It Truly is the Season of Giving:

 

This year I am in charge of a Park Road Book tree for our students here at Communities In Schools. Each year this small, locally run, book store in Charlotte puts up a tree the day after Thanksgiving  for their patrons to sponsor our students. Students create ornaments, request books, and turn them in for the tree. This year Park Road Books took 350 ornaments, and every single student was chosen off the tree. I was blown away! How does a small bookstore motivate their patrons to buy SO MANY books for our students in those four weeks?It Truly is the Season of Giving:

Our main contact at the store greets me with a smile each time I show up at the store to pick up the next full box of boxes. She constantly tells me stories about patrons who were moved by our students’ stories, journeys and requests. Many of our teen mothers picked books not for themselves, but for their young children. One of our students spent his request on his little brother. Many of our high school students have chosen SAT or AP test prep books to better prepare themselves for college.

Simply by purchasing an extra book at the store the patrons of Park Road Books are changing a holiday season for our students. Some of these students have never owned a book of their own before. I am constantly moved by the generosity and support of the community. Strangers really can make a difference in the life of others if they are given the right opportunity.

A Day at the Jail to Learn More About What we do.

My time here at Communities In Schools has been full of new opportunities. I have learned so much sense my start in mid-July. Communities In Schools is the nation’s leading drop-out prevention program, and here in Charlotte-Mecklenburg we have had great success. The mission of Communities In Schools is to surround students with a community of support, empowering them to stay in school and achieve in life. We have site coordinators in 43 of the Charlotte-Mecklenburg public schools and they work with students who have been identified as at the highest risk of dropping out. Our site coordinators monitor their attendance, behavior, grades etc. They set them up with mentors, tutors, and role models. They provide them access to resources for health, wellness and cultural enrichment. And that is just the basics.

We also have a program that works with first generation college students, one that works with teen moms, and another that works with youthful offenders in Jail North here in Charlotte. Today there was an open house at the jail and I was able to attend and really learn about our specialty program there. North Carolina is one of the few states left that prosecutes 16 and 17 year olds as adults. These youthful offenders are not put in a juvenile facility, they are put in jail.

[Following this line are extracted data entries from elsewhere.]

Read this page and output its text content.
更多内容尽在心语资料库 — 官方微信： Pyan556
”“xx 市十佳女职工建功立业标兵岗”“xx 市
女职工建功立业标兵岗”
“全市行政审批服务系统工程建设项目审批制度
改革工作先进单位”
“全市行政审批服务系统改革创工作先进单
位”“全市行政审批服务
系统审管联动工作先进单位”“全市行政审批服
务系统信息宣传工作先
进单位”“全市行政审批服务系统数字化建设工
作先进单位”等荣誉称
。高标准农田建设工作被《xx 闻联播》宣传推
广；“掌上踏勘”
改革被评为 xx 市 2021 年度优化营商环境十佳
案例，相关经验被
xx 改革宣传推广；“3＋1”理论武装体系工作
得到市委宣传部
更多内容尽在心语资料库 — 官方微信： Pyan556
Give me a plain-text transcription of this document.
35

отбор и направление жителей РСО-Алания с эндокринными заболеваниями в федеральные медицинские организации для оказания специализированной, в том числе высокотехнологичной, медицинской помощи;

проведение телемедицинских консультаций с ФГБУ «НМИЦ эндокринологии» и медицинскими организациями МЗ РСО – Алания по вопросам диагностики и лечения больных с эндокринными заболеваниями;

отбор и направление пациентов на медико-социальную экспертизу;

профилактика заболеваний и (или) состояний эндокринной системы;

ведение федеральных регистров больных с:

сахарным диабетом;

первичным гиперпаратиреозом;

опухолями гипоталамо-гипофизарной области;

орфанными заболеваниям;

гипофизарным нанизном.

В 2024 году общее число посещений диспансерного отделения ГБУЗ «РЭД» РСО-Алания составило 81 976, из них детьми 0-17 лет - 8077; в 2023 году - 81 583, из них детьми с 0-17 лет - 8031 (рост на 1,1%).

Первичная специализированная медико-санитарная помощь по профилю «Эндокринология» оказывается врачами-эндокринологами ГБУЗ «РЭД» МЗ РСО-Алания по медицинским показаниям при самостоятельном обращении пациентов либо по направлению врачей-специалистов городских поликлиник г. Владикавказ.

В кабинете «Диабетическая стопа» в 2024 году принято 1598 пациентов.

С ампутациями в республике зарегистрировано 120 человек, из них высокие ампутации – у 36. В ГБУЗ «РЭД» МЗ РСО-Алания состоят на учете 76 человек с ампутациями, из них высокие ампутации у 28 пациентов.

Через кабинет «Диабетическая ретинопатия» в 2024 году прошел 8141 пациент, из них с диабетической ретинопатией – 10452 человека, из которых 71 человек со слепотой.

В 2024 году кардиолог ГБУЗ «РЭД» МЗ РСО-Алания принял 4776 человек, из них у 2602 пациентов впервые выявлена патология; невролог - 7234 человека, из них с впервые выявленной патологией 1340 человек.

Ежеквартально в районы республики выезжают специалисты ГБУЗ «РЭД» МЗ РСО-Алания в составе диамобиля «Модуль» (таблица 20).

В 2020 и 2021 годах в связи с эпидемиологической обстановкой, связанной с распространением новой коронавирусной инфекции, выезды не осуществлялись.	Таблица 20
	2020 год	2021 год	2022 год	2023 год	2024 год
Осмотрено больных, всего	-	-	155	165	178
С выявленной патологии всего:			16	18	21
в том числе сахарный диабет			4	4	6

Until the age 18 years old the state of North Carolina requires they be educated, that is where our program comes in. The Sheriff’s Office, CMS public schools, and CIS Charlotte-Mecklenburg have come together to help support these students. CMS certified teachers are in the jail working with students on their academics. Then there is a CIS site coordinator placed in the facility as well. He works with those boys the same way our other site coordinators work with their students. He supports them, gets to know them, and he cares about them.

Today I was given a tour of the jail facility and then given the opportunity to hear from the teachers and officers who work with our students. What an amazing story they had to tell. They spoke of students who were brilliant; college bound even, but simply were not surrounded by a healthy atmosphere outside of the prison. They spoke about boys who come in, do their time, get out, and then come right back because there is no community for them outside the walls of the facility. The program created by the Sherriff’s Office, CMS, and CIS was created to change this narrative. It works to connect these boys with a caring, structured community while they are in jail, and then, through CIS, works to connect them with a community of support once they get out. 91% of the youthful offenders in the program in the 12-13 school year either graduated or were re-enrolled back into CMS for the 13-14 school year.

I work on the development team for CIS so I am not able to spend much time on site with our site coordinators and students but it is days like today that I remember that we are not only helping people be more successful, our programs are changing lives.